Australia's human rights under UN spotlight ... again

Navi Pillay
UN high commissioner of human rights
Navi Pillay

Larine Statham (AAP) Sydney Morning Herald May 20, 2011

Northern Territory Aboriginal leaders have told a senior United Nation official that "things have gotten worse" since the Howard government's intervention.

UN high commissioner of human rights Navi Pillay is visiting Australia as a guest of government to assess whether the country is complying with its international obligations.

"Two areas of concern are the discrimination against the Aborigine and Torres Strait Islanders and the mandatory detention of people," she told reporters.

She met with Aboriginal leaders in Darwin on Friday, who told her "things have gotten worse" since the federal government's 2007 intervention into remote Aboriginal communities.

"There is greater discrimination against them," Ms Pillay said they told her.

"Firstly they said there's been an intervention and so it started off wrongly without them being consulted and secondly that there is insufficient respect for their right to their land."

Ms Pillay said that as a former High Court judge in South Africa she was interested to learn about section 91 of the Northern Territory National Emergency Response (Intervention) Act of 2007.

It states that a court must not take into account any form of Aboriginal customary law or cultural practice in sentencing Aboriginal defendants.

She said she wanted to speak to Australian judges about the mandatory minimum sentencing of people smugglers, which has been heavily criticised by many judges as being excessive.

Ms Pillay visited two detention centres in the Northern Territory on Friday.

"I need to see more, which I will be doing in Cairns, and speaking to the government, by which time I will form an opinion.

"But really from a human rights based approach, I think that mandatory detention - in particular the detention of children - is extremely troubling.

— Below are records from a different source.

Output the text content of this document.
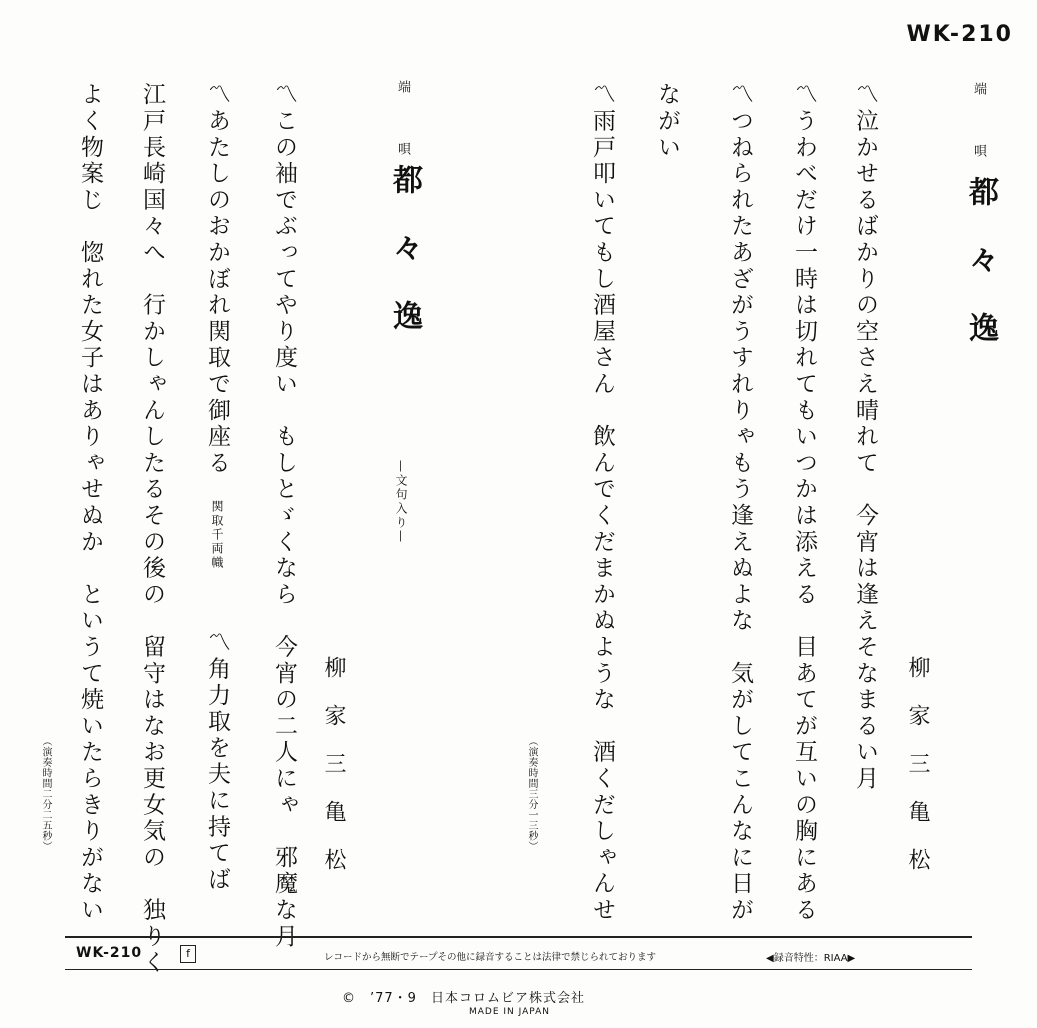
WK-210
端　唄
都々逸
柳家三亀松
〽泣かせるばかりの空さえ晴れて　今宵は逢えそなまるい月
〽うわべだけ一時は切れてもいつかは添える　目あてが互いの胸にある
〽つねられたあざがうすれりゃもう逢えぬよな　気がしてこんなに日が
ながい
〽雨戸叩いてもし酒屋さん　飲んでくだまかぬような　酒くだしゃんせ
（演奏時間三分一三秒）
端　唄
都々逸
—文句入り—
柳家三亀松
〽この袖でぶってやり度い　もしとゞくなら　今宵の二人にゃ　邪魔な月
〽あたしのおかぼれ関取で御座る
関取千両幟
〽角力取を夫に持てば
江戸長崎国々へ　行かしゃんしたるその後の　留守はなお更女気の　独りく
よく物案じ　惚れた女子はありゃせぬか　というて焼いたらきりがない
（演奏時間二分二五秒）
WK-210	f	レコードから無断でテープその他に録音することは法律で禁じられております	◀録音特性：RIAA▶
©　’77・9　日本コロムビア株式会社
MADE IN JAPAN
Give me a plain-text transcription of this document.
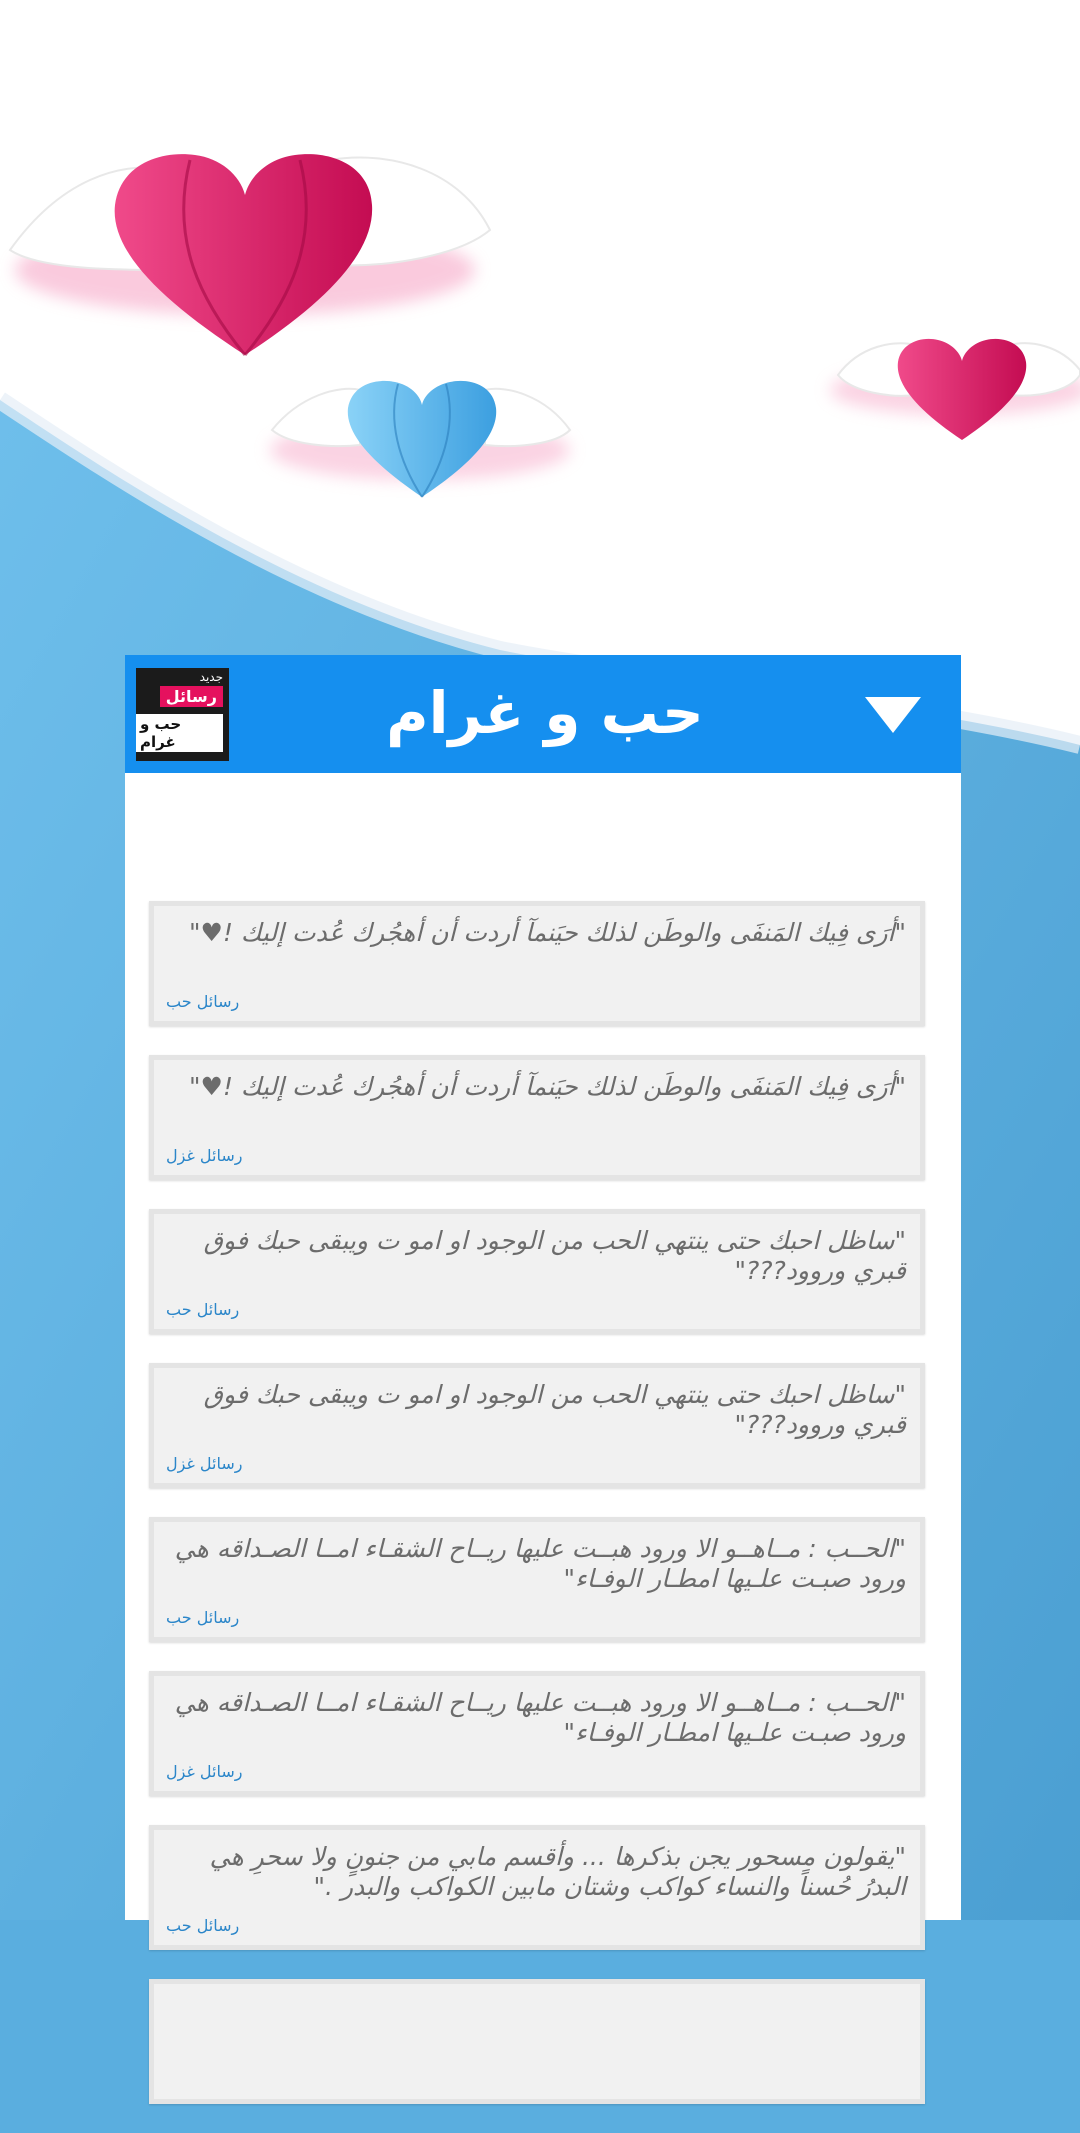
جديد
رسائل
حب و غرام	حب و غرام
"أرَى فِيك المَنفَى والوطَن لذلك حيَنمآ أردت أن أهجُرك عُدت إليك !♥"
رسائل حب
"أرَى فِيك المَنفَى والوطَن لذلك حيَنمآ أردت أن أهجُرك عُدت إليك !♥"
رسائل غزل
"ساظل احبك حتى ينتهي الحب من الوجود او امو ت ويبقى حبك فوق قبري وروود???"
رسائل حب
"ساظل احبك حتى ينتهي الحب من الوجود او امو ت ويبقى حبك فوق قبري وروود???"
رسائل غزل
"الحــب : مــاهــو الا ورود هبــت عليها ريــاح الشقـاء امــا الصـداقه هي ورود صبـت علـيها امطـار الوفـاء"
رسائل حب
"الحــب : مــاهــو الا ورود هبــت عليها ريــاح الشقـاء امــا الصـداقه هي ورود صبـت علـيها امطـار الوفـاء"
رسائل غزل
"يقولون مسحور يجن بذكرها ... وأقسم مابي من جنونٍ ولا سحرِ هي البدرُ حُسناً والنساء كواكب وشتان مابين الكواكب والبدر ."
رسائل حب
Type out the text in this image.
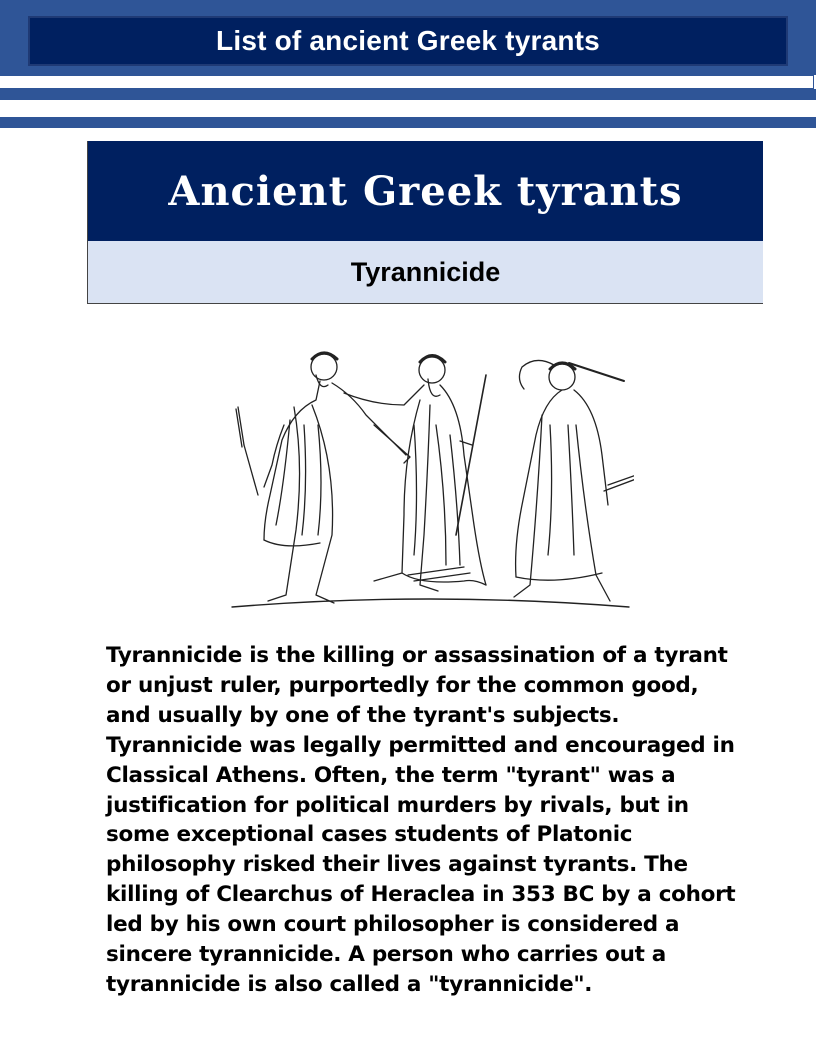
List of ancient Greek tyrants
Ancient Greek tyrants
Tyrannicide

Tyrannicide is the killing or assassination of a tyrant or unjust ruler, purportedly for the common good, and usually by one of the tyrant's subjects. Tyrannicide was legally permitted and encouraged in Classical Athens. Often, the term "tyrant" was a justification for political murders by rivals, but in some exceptional cases students of Platonic philosophy risked their lives against tyrants. The killing of Clearchus of Heraclea in 353 BC by a cohort led by his own court philosopher is considered a sincere tyrannicide. A person who carries out a tyrannicide is also called a "tyrannicide".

"I did get a chance to speak to the asylum seekers and I was concerned how long they'd been held and what their hopes were, and about their visa requirements.

"I saw there were also suspected people smugglers, so it's a mixed bag of people.

"I saw families and they ... came to Australia with great hope, seeking asylum."

Ms Pillay will hold a more formal media conference in Canberra on Wednesday, when she is expected to outline her opinion of both situations in Australia.